Edwin Booth became a great stage success; but John Wilkes and Junius Jr. both wanted to be actors as well. But Edwin didn’t want his acting to be overshadowed by his family, so he told his brothers he would perform in New York, DC, Philadelphia, and Boston—the most lucrative places to act—while John Wilkes could perform in the South and Junius Jr. in the West. Junius Jr. struggled to make a living acting, and so did the volatile John Wilkes, who was never taught Shakespeare and seemed to get by on good looks and bluster: reviews of the time mock his comical mispronunciations, and he made up for his lack of training with spectacle, like screaming his monologues and improvising physical violence. John Wilkes was also reeling from bad oil investments, which some claim made him turn to heavy drinking and some claim made him turn to Confederate conspiracy.
Enter Julius Caesar. In 1864, Edwin, now owner of New York’s Winter Garden Theatre and a legitimate star, proposed the brothers reunite for a one-night production of Julius Caesar. Edwin would play Brutus, Junius would play Cassius, and John Wilkes would play Marc Antony. Junius enthusiastically agreed—he wanted the publicity. But John Wilkes was suspicious: “Is this some trick of Edwin’s?” he wondered to William Stuart, the Winter Garden’s manager. Stuart recalls John Wilkes’s unfamiliarity with the script; when he read it he was begrudgingly won over.
In a way, John Wilkes was right to think the show was a “trick of Edwin’s.” Promotional materials invited theatergoers to see “THE THREE SONS OF THE GREAT BOOTH”; the show sold out and the theater was packed. Yet instead of using the proceeds of the wildly successful show to help his financially troubled brothers, Edwin deemed the show a benefit production for a statue of Shakespeare in Central Park, which is still there. Neither John Wilkes or Junius were paid for their work on Julius Caesar, when payment would have changed their lives.
The show was paused in the middle due to a fire in a nearby hotel, but after a short break continued unhindered. It was revealed afterward that the fire was part of a Confederate plot to burn down the city; fires were started in 19 hotels, a theater, and P.T. Barnum’s museum, but mostly fizzled out. When the brothers learned about the arson attempts in the newspaper the next morning, John Wilkes vehemently agreed with the plot to attack New York City, and Edwin, who had opposing views, tossed John Wilkes out of his upscale apartment, saying John Wilkes was never welcome in Edwin’s home again.

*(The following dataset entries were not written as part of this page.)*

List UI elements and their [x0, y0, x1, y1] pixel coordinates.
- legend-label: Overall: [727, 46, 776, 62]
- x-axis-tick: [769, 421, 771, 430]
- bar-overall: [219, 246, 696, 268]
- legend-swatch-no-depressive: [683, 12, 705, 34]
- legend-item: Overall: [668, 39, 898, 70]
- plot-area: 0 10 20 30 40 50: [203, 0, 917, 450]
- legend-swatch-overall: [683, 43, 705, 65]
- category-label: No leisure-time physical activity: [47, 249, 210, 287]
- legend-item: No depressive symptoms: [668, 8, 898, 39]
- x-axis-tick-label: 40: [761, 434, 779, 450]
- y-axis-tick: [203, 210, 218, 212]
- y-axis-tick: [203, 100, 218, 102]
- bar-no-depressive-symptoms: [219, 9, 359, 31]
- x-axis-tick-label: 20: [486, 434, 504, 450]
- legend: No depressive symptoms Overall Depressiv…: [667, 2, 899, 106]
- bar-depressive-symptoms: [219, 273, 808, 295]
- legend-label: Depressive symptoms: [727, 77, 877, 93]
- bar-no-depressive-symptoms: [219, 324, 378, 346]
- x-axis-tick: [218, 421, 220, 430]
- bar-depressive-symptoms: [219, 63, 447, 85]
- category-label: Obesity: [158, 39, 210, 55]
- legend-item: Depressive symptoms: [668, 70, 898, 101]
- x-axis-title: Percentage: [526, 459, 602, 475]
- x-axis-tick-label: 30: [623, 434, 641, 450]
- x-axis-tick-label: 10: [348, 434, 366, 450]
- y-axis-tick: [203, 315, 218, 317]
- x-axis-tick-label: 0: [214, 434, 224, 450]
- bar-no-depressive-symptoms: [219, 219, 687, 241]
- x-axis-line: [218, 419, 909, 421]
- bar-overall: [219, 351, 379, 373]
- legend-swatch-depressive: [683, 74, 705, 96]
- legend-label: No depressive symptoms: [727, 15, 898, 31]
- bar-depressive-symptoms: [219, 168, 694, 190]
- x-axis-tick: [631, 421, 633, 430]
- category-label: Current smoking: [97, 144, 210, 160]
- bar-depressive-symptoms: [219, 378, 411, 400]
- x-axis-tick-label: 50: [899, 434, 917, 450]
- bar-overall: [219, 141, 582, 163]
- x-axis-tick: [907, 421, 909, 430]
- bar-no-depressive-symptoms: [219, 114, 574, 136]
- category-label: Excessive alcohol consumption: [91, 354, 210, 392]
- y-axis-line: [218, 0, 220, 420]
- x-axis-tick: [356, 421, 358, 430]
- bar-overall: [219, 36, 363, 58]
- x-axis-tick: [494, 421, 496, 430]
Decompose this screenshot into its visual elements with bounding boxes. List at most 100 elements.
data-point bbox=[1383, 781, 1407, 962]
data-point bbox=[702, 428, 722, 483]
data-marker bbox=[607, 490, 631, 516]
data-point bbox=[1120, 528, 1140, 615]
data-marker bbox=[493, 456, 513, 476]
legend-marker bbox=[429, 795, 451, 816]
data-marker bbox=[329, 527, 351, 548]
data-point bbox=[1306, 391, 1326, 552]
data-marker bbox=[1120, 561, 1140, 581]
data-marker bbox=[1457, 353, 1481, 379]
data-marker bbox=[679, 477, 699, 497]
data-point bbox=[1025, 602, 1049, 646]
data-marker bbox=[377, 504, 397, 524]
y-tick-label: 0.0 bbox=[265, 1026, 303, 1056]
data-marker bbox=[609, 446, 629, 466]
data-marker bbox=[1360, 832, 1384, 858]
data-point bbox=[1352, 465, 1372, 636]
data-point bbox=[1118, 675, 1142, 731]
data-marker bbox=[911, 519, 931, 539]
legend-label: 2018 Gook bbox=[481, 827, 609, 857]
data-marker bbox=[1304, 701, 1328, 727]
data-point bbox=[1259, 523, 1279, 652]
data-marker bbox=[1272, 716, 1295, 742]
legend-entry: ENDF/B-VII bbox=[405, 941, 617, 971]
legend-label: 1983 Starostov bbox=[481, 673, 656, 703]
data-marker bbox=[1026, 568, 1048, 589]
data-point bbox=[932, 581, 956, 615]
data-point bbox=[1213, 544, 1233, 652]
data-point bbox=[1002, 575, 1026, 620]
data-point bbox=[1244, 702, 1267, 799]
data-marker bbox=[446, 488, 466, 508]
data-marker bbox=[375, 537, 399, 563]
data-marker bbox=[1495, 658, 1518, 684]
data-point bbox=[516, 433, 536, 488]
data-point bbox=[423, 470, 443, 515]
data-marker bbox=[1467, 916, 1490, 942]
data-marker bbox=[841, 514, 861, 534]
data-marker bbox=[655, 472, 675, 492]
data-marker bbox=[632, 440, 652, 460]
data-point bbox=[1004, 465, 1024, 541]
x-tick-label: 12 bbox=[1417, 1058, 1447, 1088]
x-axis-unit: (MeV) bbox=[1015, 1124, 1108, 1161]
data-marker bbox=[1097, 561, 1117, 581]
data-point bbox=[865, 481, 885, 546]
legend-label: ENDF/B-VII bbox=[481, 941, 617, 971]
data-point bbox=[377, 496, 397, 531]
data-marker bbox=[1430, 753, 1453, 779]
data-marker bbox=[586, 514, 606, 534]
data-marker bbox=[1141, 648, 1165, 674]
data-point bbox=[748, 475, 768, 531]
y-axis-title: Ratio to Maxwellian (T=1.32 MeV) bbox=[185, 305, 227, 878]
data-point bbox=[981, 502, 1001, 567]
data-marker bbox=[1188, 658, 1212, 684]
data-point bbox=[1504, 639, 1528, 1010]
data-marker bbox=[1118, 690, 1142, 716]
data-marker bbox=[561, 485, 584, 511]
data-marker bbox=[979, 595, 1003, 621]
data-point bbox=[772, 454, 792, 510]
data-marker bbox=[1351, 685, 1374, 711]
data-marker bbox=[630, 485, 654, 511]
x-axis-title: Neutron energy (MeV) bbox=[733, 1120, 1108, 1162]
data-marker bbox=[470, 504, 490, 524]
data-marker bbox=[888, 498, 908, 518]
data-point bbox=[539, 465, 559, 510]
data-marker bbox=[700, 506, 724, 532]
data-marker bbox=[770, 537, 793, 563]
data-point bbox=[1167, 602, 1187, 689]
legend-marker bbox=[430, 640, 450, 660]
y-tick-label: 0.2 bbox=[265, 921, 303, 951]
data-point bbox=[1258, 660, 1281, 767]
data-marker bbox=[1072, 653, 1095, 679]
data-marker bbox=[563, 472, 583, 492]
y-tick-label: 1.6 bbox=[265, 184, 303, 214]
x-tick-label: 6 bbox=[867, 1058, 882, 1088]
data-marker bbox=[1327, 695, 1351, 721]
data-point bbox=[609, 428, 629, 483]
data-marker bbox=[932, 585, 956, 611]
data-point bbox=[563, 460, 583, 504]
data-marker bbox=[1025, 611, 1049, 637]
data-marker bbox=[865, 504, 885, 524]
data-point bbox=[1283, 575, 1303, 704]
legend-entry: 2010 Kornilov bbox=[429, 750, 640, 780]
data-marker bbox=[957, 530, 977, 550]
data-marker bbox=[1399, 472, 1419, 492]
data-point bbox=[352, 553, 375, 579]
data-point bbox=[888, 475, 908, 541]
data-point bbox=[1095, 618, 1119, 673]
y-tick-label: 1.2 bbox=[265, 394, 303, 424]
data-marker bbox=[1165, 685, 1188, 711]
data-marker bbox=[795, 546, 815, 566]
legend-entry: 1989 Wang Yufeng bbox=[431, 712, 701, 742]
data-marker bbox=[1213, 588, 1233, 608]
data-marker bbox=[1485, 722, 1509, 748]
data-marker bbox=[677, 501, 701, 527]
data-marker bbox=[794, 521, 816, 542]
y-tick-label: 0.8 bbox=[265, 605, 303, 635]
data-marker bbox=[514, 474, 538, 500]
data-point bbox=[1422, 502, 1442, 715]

Five months later, John Wilkes reenacted Julius Caesar in a very different style: by leaping onto the Ford’s Theatre stage in costume and assassinating Abraham Lincoln. A diary entry of Booth’s after the assassination, discovered in a small red notebook on his person when he was shot, reveals the play’s place in his psyche: “After being hunted like a dog last night . . . I am here in despair. And why? For doing what Brutus was honored for.”
Oof! Life, imitating art, imitating life. Beware the ides of March indeed.